確かに、アレの元ネタが俺だというのがバレてから、俺の知名度はさらに上がった気がする。
もしかして、アダムのせいで俺が恨まれるという流れだろうか?
「ゐーんぐ……〈迷惑な話だ……〉」
あまり気にするな、と二人から慰められて、その話はそこで終わったと思ったのだが、その後、フィールドに出て帰ってきた俺のフレンドたちが、次から次に俺のことを聞かれたが知り合いなのか、と俺に聞いてくることになった。
アダムの野郎……派手にやってるようじゃないか……ちくしょう……。
何か教えてくれたら、必ず礼はするからと、フレンド申請を投げつけてくるらしく、全員が訝しみながら、とりあえず名前だけチェックして断ったと伝えて来る。
何故かあちこちのレギオン員が、俺に興味を持っているらしい。
人によっては、手付けとして魔石を渡されたりもするらしい。
結構、貴重品だぞ。
なんだか嫌な予感がするが、俺のフレンドたちはさすがに弁えているらしく、それで俺の情報を売るやつがいないのは、有難かった。

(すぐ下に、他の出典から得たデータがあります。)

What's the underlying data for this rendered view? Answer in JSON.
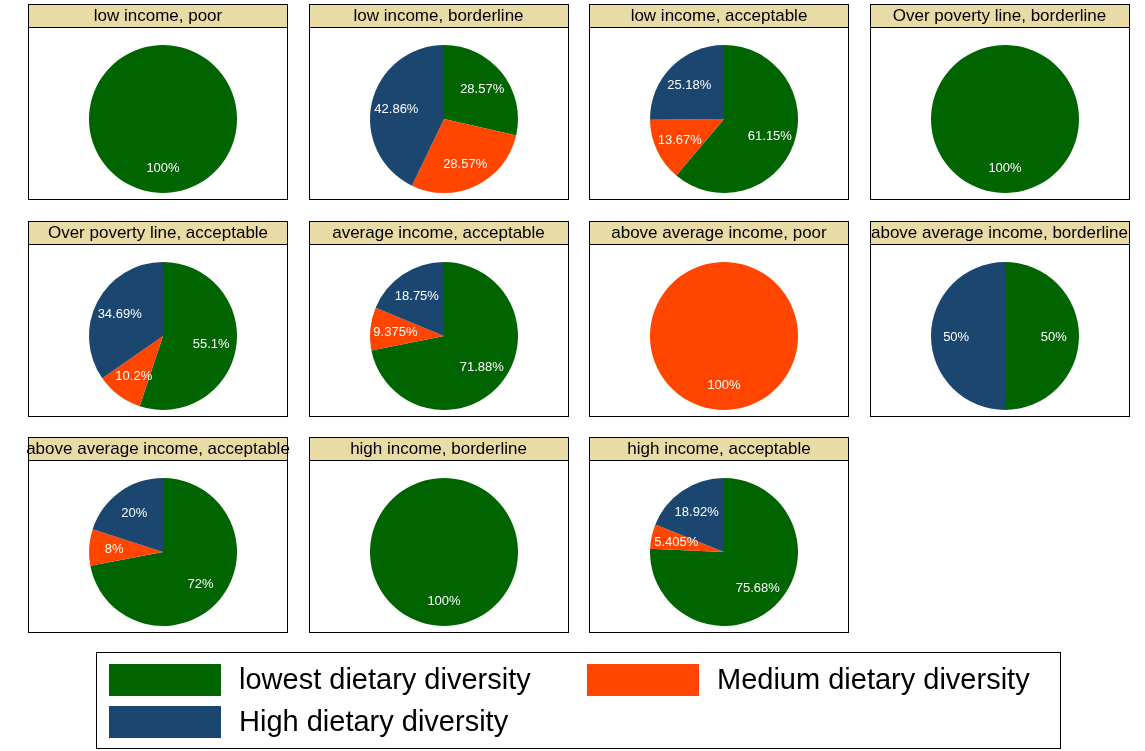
{
  "chart_data": [
    {
      "type": "pie",
      "title": "low income, poor",
      "categories": [
        null,
        null,
        null
      ],
      "values": [
        100,
        0,
        0
      ],
      "value_labels": [
        "100%",
        null,
        null
      ],
      "colors": [
        "#006400",
        "#ff4500",
        "#1b4670"
      ]
    },
    {
      "type": "pie",
      "title": "low income, borderline",
      "categories": [
        null,
        null,
        null
      ],
      "values": [
        28.57,
        28.57,
        42.86
      ],
      "value_labels": [
        "28.57%",
        "28.57%",
        "42.86%"
      ],
      "colors": [
        "#006400",
        "#ff4500",
        "#1b4670"
      ]
    },
    {
      "type": "pie",
      "title": "low income, acceptable",
      "categories": [
        null,
        null,
        null
      ],
      "values": [
        61.15,
        13.67,
        25.18
      ],
      "value_labels": [
        "61.15%",
        "13.67%",
        "25.18%"
      ],
      "colors": [
        "#006400",
        "#ff4500",
        "#1b4670"
      ]
    },
    {
      "type": "pie",
      "title": "Over poverty line, borderline",
      "categories": [
        null,
        null,
        null
      ],
      "values": [
        100,
        0,
        0
      ],
      "value_labels": [
        "100%",
        null,
        null
      ],
      "colors": [
        "#006400",
        "#ff4500",
        "#1b4670"
      ]
    },
    {
      "type": "pie",
      "title": "Over poverty line, acceptable",
      "categories": [
        null,
        null,
        null
      ],
      "values": [
        55.1,
        10.2,
        34.69
      ],
      "value_labels": [
        "55.1%",
        "10.2%",
        "34.69%"
      ],
      "colors": [
        "#006400",
        "#ff4500",
        "#1b4670"
      ]
    },
    {
      "type": "pie",
      "title": "average income, acceptable",
      "categories": [
        null,
        null,
        null
      ],
      "values": [
        71.88,
        9.375,
        18.75
      ],
      "value_labels": [
        "71.88%",
        "9.375%",
        "18.75%"
      ],
      "colors": [
        "#006400",
        "#ff4500",
        "#1b4670"
      ]
    },
    {
      "type": "pie",
      "title": "above average income, poor",
      "categories": [
        null,
        null,
        null
      ],
      "values": [
        0,
        100,
        0
      ],
      "value_labels": [
        null,
        "100%",
        null
      ],
      "colors": [
        "#006400",
        "#ff4500",
        "#1b4670"
      ]
    },
    {
      "type": "pie",
      "title": "above average income, borderline",
      "categories": [
        null,
        null,
        null
      ],
      "values": [
        50,
        0,
        50
      ],
      "value_labels": [
        "50%",
        null,
        "50%"
      ],
      "colors": [
        "#006400",
        "#ff4500",
        "#1b4670"
      ]
    },
    {
      "type": "pie",
      "title": "above average income, acceptable",
      "categories": [
        null,
        null,
        null
      ],
      "values": [
        72,
        8,
        20
      ],
      "value_labels": [
        "72%",
        "8%",
        "20%"
      ],
      "colors": [
        "#006400",
        "#ff4500",
        "#1b4670"
      ]
    },
    {
      "type": "pie",
      "title": "high income, borderline",
      "categories": [
        null,
        null,
        null
      ],
      "values": [
        100,
        0,
        0
      ],
      "value_labels": [
        "100%",
        null,
        null
      ],
      "colors": [
        "#006400",
        "#ff4500",
        "#1b4670"
      ]
    },
    {
      "type": "pie",
      "title": "high income, acceptable",
      "categories": [
        "lowest dietary diversity",
        "Medium dietary diversity",
        "High dietary diversity"
      ],
      "values": [
        75.68,
        5.405,
        18.92
      ],
      "value_labels": [
        "75.68%",
        "5.405%",
        "18.92%"
      ],
      "colors": [
        "#006400",
        "#ff4500",
        "#1b4670"
      ],
      "legend": "bottom"
    }
  ]
}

しかも、律儀に全員がわざわざ俺に忠告しに寄ってくれるのだ。
───ねえ、グレちゃん。またゲーム内で何かやった?───
静乃からチャットが来た。
珍しいな。静乃が『リアじゅー』でチャットを飛ばして来るのは稀だ。
現実で話せば基本的に事足りるから、緊急の用でもないと、チャットすることなどほとんど無いんだが。
───いや、今日もハウジングで遊んでただけだが?───
───なんか、野良フィールドでグレちゃんのこと嗅ぎ回ってる人たちがいるみたいなんだけど?───
───は? そっちもか? なんだか今日は俺のフレンドたちが次々に、俺のこと何か知らないかって聞かれたって話をしてくるんだが……───
───なにそれ?───
───いや、最近はネオのアダムが暴れ回ってるだろ。おそらくそのせいかと思うんだが……───
───アダムはたぶん、そんなに暴れてないよ。イブの方は恨み買いまくってるけど、アダムはちょいちょい負けて逃げ帰ってるから、問題視されてないはずだけど……───
なんだってー!
あの野郎……俺が元ネタだって吹聴しまくったあげく、負けて逃げ帰ってるのかよ。
くそ! 勘弁してくれ……。スキル回し下手か!
───お、おう……そうなのか……───
───どうも『ネオ』はすっかり『リアじゅー』世界のプレイヤーと同じような扱いらしくて、アダムは何度か撃破報告も上がってるよ───
俺がハウジングに夢中になっている間に、そんなことになってたのかよ。
───なんだろうな、このモヤっとする感じ……───
───そんなことより、何か嫌な予感がする……気をつけてね。特に『狼人間』と『金山羊』はグレちゃんの生命線なんだから、間違っても絶対奪われたらダメだよ───
『リアじゅー』内では『狼人間』しか使わないが、現実でそのふたつは、まさしく生命線だ。
特に気をつけなくちゃな。
───ああ、忠告ありがとうな。まあ、もうしばらくはハウジングで遊ぶから問題ないが、外に出る時は充分、注意するよ───
そう答えて、チャットを閉じる。
なんだろうか、この時は肝心なことをすっかり忘れていたのだった。